# The General Theory of Relativity

The special theory of relativity applies only to observers moving with uniform velocity in relation to each other. Einstein expanded this theory into a general theory that also applies to observers with nonuni-form, or accelerated, relative motion. The general theory of relativity has strongly influenced developments in advanced physics, geometry, and astronomy. The theory is of particular importance in cosmology.

As an essential part of the theory, Einstein developed a theory of gravitation fundamentally different from that developed by Newton. The concept of gravitation in the general theory of relativity is largely based on the principle of equivalence. According to this principle, it is not possible by experiment to distinguish between the effects caused by the acceleration of a system and those caused by gravitation—the effects are equivalent to each other.

For example, a person in an elevator that accelerates upward will sense that the floor is pushing up against him. This effect results from the tendency of the person's body to resist acceleration. However, the same effect would be produced if the elevator were stationary and the pull of gravity increasing—there is no way to distinguish between the two effects.
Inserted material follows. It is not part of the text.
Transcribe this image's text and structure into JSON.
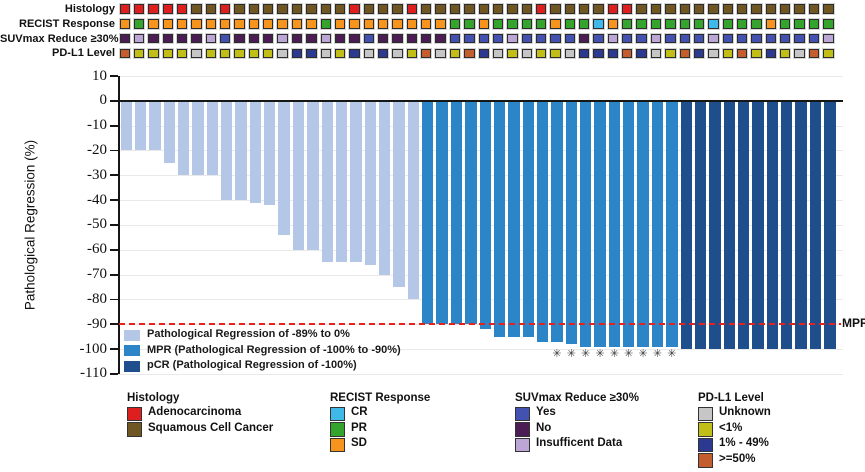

Einstein saw that this equivalence could be explained by relating gravitation to the geometrical properties of the space-time continuum. According to the general theory of relativity, space-time is distorted by the presence of matter: specifically, gravitating bodies bend the space-time continuum. As an object moves through the space-time continuum, it follows the curvature of space-time. The resulting motion of the object is interpreted in classical physics as gravitational attraction.

Einstein developed a set of equations to describe the manner in which space-time is distorted by matter. These equations make use of a geometry developed by the 19th-century German mathematician Georg F. B. Riemann. In Riemannian geometry there are no straight lines but only curves. Therefore, the space described by the general theory of relativity is a curved space without straight lines.
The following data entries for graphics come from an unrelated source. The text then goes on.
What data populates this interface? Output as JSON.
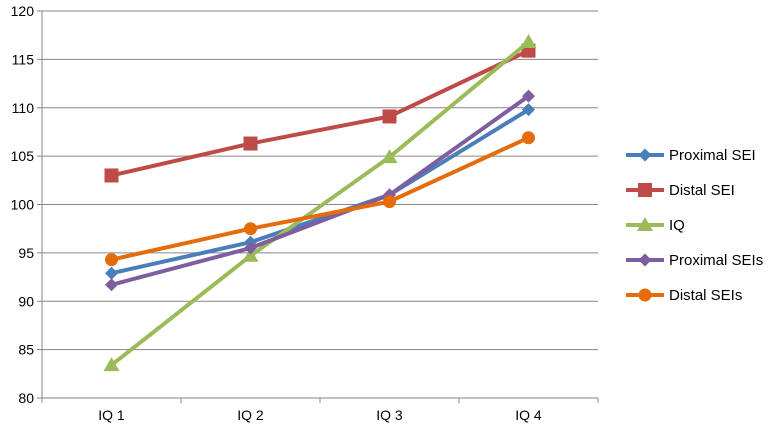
{
  "chart_data": {
    "type": "line",
    "title": "",
    "xlabel": "",
    "ylabel": "",
    "categories": [
      "IQ 1",
      "IQ 2",
      "IQ 3",
      "IQ 4"
    ],
    "ylim": [
      80,
      120
    ],
    "yticks": [
      80,
      85,
      90,
      95,
      100,
      105,
      110,
      115,
      120
    ],
    "grid": "horizontal",
    "legend_position": "right",
    "series": [
      {
        "name": "Proximal SEI",
        "color": "#4a7ebb",
        "marker": "diamond",
        "values": [
          92.9,
          96.1,
          101.0,
          109.8
        ]
      },
      {
        "name": "Distal SEI",
        "color": "#be4b48",
        "marker": "square",
        "values": [
          103.0,
          106.3,
          109.1,
          115.9
        ]
      },
      {
        "name": "IQ",
        "color": "#9bbb59",
        "marker": "triangle",
        "values": [
          83.4,
          94.7,
          104.9,
          116.8
        ]
      },
      {
        "name": "Proximal SEIs",
        "color": "#7d5fa0",
        "marker": "diamond",
        "values": [
          91.7,
          95.5,
          101.0,
          111.2
        ]
      },
      {
        "name": "Distal SEIs",
        "color": "#e46c0a",
        "marker": "circle",
        "values": [
          94.3,
          97.5,
          100.3,
          106.9
        ]
      }
    ]
  }
}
Einstein proposed three relativistic effects that could be measured to test the general theory. These effects were the bending of light by a gravitational field, the shifting of the planet Mercury's orbit around the sun, and the gravitational redshift of light (the change in the wavelength of light as it enters or leaves a gravitational field).
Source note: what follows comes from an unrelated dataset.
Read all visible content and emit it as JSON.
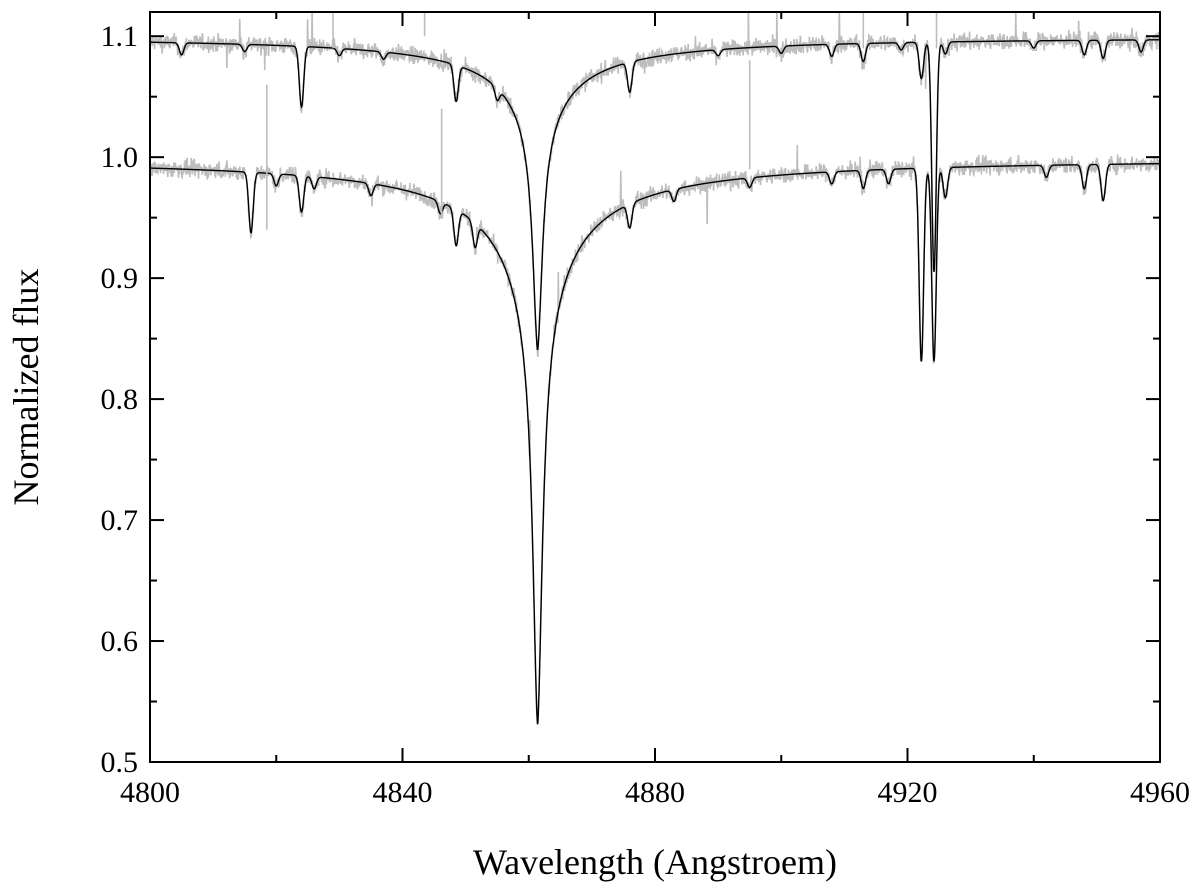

Measurements of each of these effects supported the general theory. The most famous test was conducted during the total eclipse of the sun in 1919. One of the most conclusive tests involves an effect called time delay—a slight delay in the passage of radio signals through a gravitational field. This delay was very accurately measured in the late 1970's by determining the time it took radio signals from spacecraft on Mars to reach the earth when Mars was on the opposite side of the sun.

During the time since the publication of the general theory of relativity, various new theories of gravitation have been proposed that also incorporate the principle of equivalence. These theories make use of a curved space-time, but they differ from Einstein's theory in the amount of curvature they predict. Various experiments conducted since the 1960's to measure the effects of the curvature of space-time have tended to support Einstein's theory over the others.

The general theory of relativity is used in studying the overall structure of the universe. With the theory, scientists have predicted the existence of a variety of exotic celestial objects and phenomena, including black holes and gravitational lenses.